When word inevitably comes down that your office’s holiday party is now a BYOB virtual happy hour, will you be happy or sad? The answer probably depends on how much you already liked your coworkers and also how starved for socialization you are after all these months in quarantine.
But Miller Lite and agency DDB are betting that you’re happy to skip the office Christmas shindig in favor of some offline time at home. To highlight that opinion, the brand partnered with artist and photographer Alex Prager to create one of the most unnerving office holiday parties ever—which is saying something.
The brand’s new ad features what, on first viewing, seems to be a truly uncomfortable office party caught in a frozen moment of excess and emotion. But in fact, it’s a collection of 15 lifelike sculptures created to reenact the kinds of people and moments you’re unlikely to miss.
Prager called the project an ideal collaboration for an artist like herself.

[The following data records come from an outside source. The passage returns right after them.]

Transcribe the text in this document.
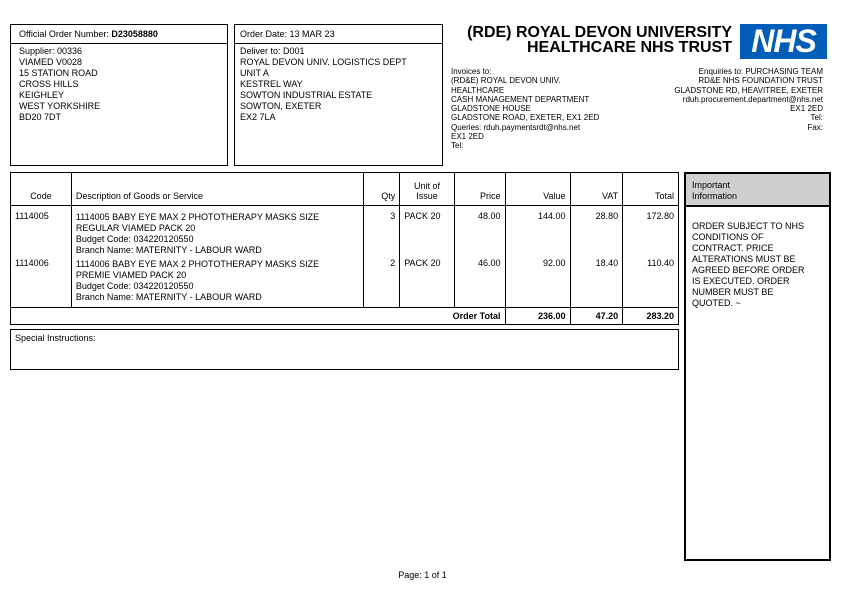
Official Order Number: D23058880
Supplier: 00336
VIAMED V0028
15 STATION ROAD
CROSS HILLS
KEIGHLEY
WEST YORKSHIRE
BD20 7DT
Order Date: 13 MAR 23
Deliver to: D001
ROYAL DEVON UNIV. LOGISTICS DEPT
UNIT A
KESTREL WAY
SOWTON INDUSTRIAL ESTATE
SOWTON, EXETER
EX2 7LA
(RDE) ROYAL DEVON UNIVERSITY
HEALTHCARE NHS TRUST NHS
Invoices to:
(RD&E) ROYAL DEVON UNIV.
HEALTHCARE
CASH MANAGEMENT DEPARTMENT
GLADSTONE HOUSE
GLADSTONE ROAD, EXETER, EX1 2ED
Queries: rduh.paymentsrdt@nhs.net
EX1 2ED
Tel:
Enquiries to: PURCHASING TEAM
RD&E NHS FOUNDATION TRUST
GLADSTONE RD, HEAVITREE, EXETER
rduh.procurement.department@nhs.net
EX1 2ED
Tel:
Fax:
Code	Description of Goods or Service	Qty	Unit of
Issue	Price	Value	VAT	Total
1114005	1114005 BABY EYE MAX 2 PHOTOTHERAPY MASKS SIZE
REGULAR VIAMED PACK 20
Budget Code: 034220120550
Branch Name: MATERNITY - LABOUR WARD	3	PACK 20	48.00	144.00	28.80	172.80
1114006	1114006 BABY EYE MAX 2 PHOTOTHERAPY MASKS SIZE
PREMIE VIAMED PACK 20
Budget Code: 034220120550
Branch Name: MATERNITY - LABOUR WARD	2	PACK 20	46.00	92.00	18.40	110.40
Order Total					236.00	47.20	283.20
Special Instructions:
Important
Information
ORDER SUBJECT TO NHS
CONDITIONS OF
CONTRACT. PRICE
ALTERATIONS MUST BE
AGREED BEFORE ORDER
IS EXECUTED. ORDER
NUMBER MUST BE
QUOTED. ~
Page: 1 of 1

“It’s rare that a project like this comes my way. I have been experimenting with sculpture in my work for years. Miller Lite and DDB trusted me to make 15 life sculptures with complete creative autonomy,” Prager said. “It’s one of those dream collaborations that comes along once every 5 years or so. It touches on many things I’ve been exploring in my artistic practice—the line between reality and artifice and how we find ways to connect as humans through both raw emotion and performance, or projected realities.”
It’s one of those dream collaborations that comes along once every 5 years or so.
Alex Prager, artist
Prager’s work has been widely admired for how she brings some of the uncanny-valley discomfort normally associated with CGI into the real world via elaborately staged sculptures. Her work for Miller Lite will find a home as a free outdoor exhibit at the Los Angeles County Museum of Art, beginning Nov. 21 and running through Jan. 3, 2021.
The project was developed by DDB’s offices in Chicago and San Francisco.
“With many companies canceling or taking their work parties virtual, we’ll be getting something we actually want for the holidays—more time to enjoy Miller Time with our real friends,” said Courtney Carter Dugan, director of activation for Miller Lite. “No one’s going to miss making awkward small talk or being forced to take silly photobooth pictures with cowork.”
While the spot obviously pokes fun at the worst parts of office holiday parties, Prager said she appreciated the uplifting aspect of celebrating the holidays in smaller groups of close friends and loved ones.
“This year has been a disaster in terms of connecting with people we share common realities with,” she said, “so I was very excited to work on a project that is ultimately about love and the human condition seen through an elegant and humorous lens.”